In a recent podcast interview Bustin points out that “the use of such arbitrary Cq cut-offs is not ideal, because they may be either too low (eliminating valid results) or too high (increasing false “positive” results).”
And, according to him, a Cq in the 20s to 30s should be aimed at and there is concern regarding the reliability of the results for any Cq over 35.
If the Cq value gets too high, it becomes difficult to distinguish real signal from background, for example due to reactions of primers and fluorescent probes, and hence there is a higher probability of false positives.

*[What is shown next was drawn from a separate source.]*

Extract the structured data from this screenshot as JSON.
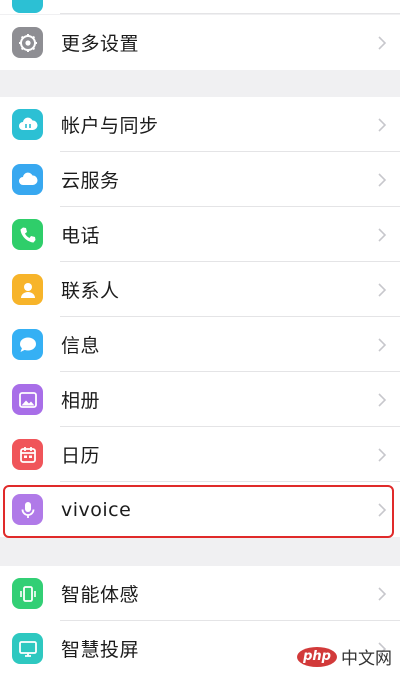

Moreover, among other factors that can alter the result, before starting with the actual PCR, in case you are looking for presumed RNA viruses such as SARS-CoV-2, the RNA must be converted to complementary DNA (cDNA) with the enzyme Reverse Transcriptase—hence the “RT” at the beginning of “PCR” or “qPCR.”

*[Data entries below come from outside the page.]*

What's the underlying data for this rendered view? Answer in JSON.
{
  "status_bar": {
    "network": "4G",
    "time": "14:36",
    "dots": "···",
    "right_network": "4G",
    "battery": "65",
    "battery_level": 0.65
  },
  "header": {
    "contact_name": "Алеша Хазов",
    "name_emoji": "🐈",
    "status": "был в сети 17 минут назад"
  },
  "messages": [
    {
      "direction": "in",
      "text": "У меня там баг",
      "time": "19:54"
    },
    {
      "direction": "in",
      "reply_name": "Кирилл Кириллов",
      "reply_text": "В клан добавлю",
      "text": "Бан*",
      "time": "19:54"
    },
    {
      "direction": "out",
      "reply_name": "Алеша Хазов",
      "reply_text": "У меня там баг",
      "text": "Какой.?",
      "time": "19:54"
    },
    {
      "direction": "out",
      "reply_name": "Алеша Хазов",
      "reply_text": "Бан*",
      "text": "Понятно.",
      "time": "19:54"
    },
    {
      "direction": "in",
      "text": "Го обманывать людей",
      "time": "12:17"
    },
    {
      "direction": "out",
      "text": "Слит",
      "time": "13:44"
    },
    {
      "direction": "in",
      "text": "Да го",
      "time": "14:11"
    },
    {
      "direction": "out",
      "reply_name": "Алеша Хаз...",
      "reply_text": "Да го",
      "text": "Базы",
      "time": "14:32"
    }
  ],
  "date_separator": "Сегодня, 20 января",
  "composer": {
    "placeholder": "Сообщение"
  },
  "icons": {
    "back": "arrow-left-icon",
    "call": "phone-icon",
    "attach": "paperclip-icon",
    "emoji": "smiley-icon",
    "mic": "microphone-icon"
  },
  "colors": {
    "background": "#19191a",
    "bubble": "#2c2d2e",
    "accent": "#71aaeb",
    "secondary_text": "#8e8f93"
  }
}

But this transformation process is “widely recognized as inefficient and variable,” as Jessica Schwaber from the Centre for Commercialization of Regenerative Medicine in Toronto and two research colleagues pointed out in a 2019 paper.

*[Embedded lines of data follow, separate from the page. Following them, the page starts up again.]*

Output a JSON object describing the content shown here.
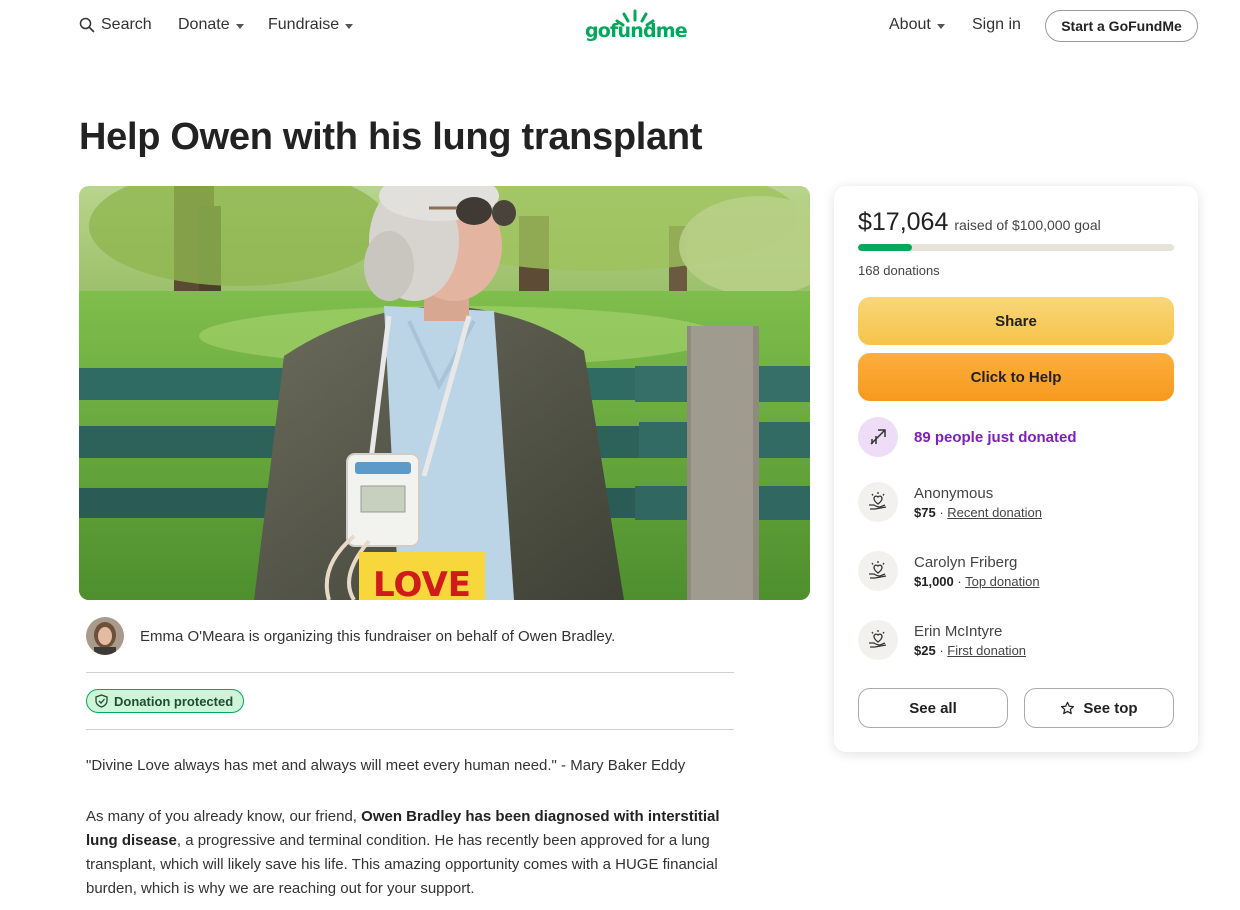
{
  "nav": {
    "search_label": "Search",
    "donate_label": "Donate",
    "fundraise_label": "Fundraise",
    "logo_text": "gofundme",
    "about_label": "About",
    "signin_label": "Sign in",
    "start_label": "Start a GoFundMe"
  },
  "campaign": {
    "title": "Help Owen with his lung transplant",
    "hero_sign_text": "LOVE",
    "organizer_text": "Emma O'Meara is organizing this fundraiser on behalf of Owen Bradley.",
    "protected_label": "Donation protected",
    "quote": "\"Divine Love always has met and always will meet every human need.\" - Mary Baker Eddy",
    "story_intro": "As many of you already know, our friend, ",
    "story_bold": "Owen Bradley has been diagnosed with interstitial lung disease",
    "story_rest": ", a progressive and terminal condition. He has recently been approved for a lung transplant, which will likely save his life. This amazing opportunity comes with a HUGE financial burden, which is why we are reaching out for your support."
  },
  "card": {
    "raised_amount": "$17,064",
    "raised_label": "raised of $100,000 goal",
    "progress_fraction": 0.17064,
    "donation_count": "168 donations",
    "share_label": "Share",
    "help_label": "Click to Help",
    "trend_text": "89 people just donated",
    "donors": [
      {
        "name": "Anonymous",
        "amount": "$75",
        "tag": "Recent donation"
      },
      {
        "name": "Carolyn Friberg",
        "amount": "$1,000",
        "tag": "Top donation"
      },
      {
        "name": "Erin McIntyre",
        "amount": "$25",
        "tag": "First donation"
      }
    ],
    "see_all_label": "See all",
    "see_top_label": "See top"
  },
  "colors": {
    "brand_green": "#02a95c",
    "share_yellow": "#f5c34a",
    "help_orange": "#f69a1d",
    "trend_purple": "#7d1fbb"
  },
  "icons": {
    "search": "search-icon",
    "trend": "trending-up-icon",
    "donor": "heart-hand-icon",
    "shield": "shield-icon",
    "star": "star-icon"
  }
}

Stephen A. Bustin acknowledges problems with PCR in a comparable way.
For example, he pointed to the problem that in the course of the conversion process (RNA to cDNA) the amount of DNA obtained with the same RNA base material can vary widely, even by a factor of 10 (see above interview).
Considering that the DNA sequences get doubled at every cycle, even a slight variation becomes magnified and can thus alter the result, annihilating the test’s reliable informative value.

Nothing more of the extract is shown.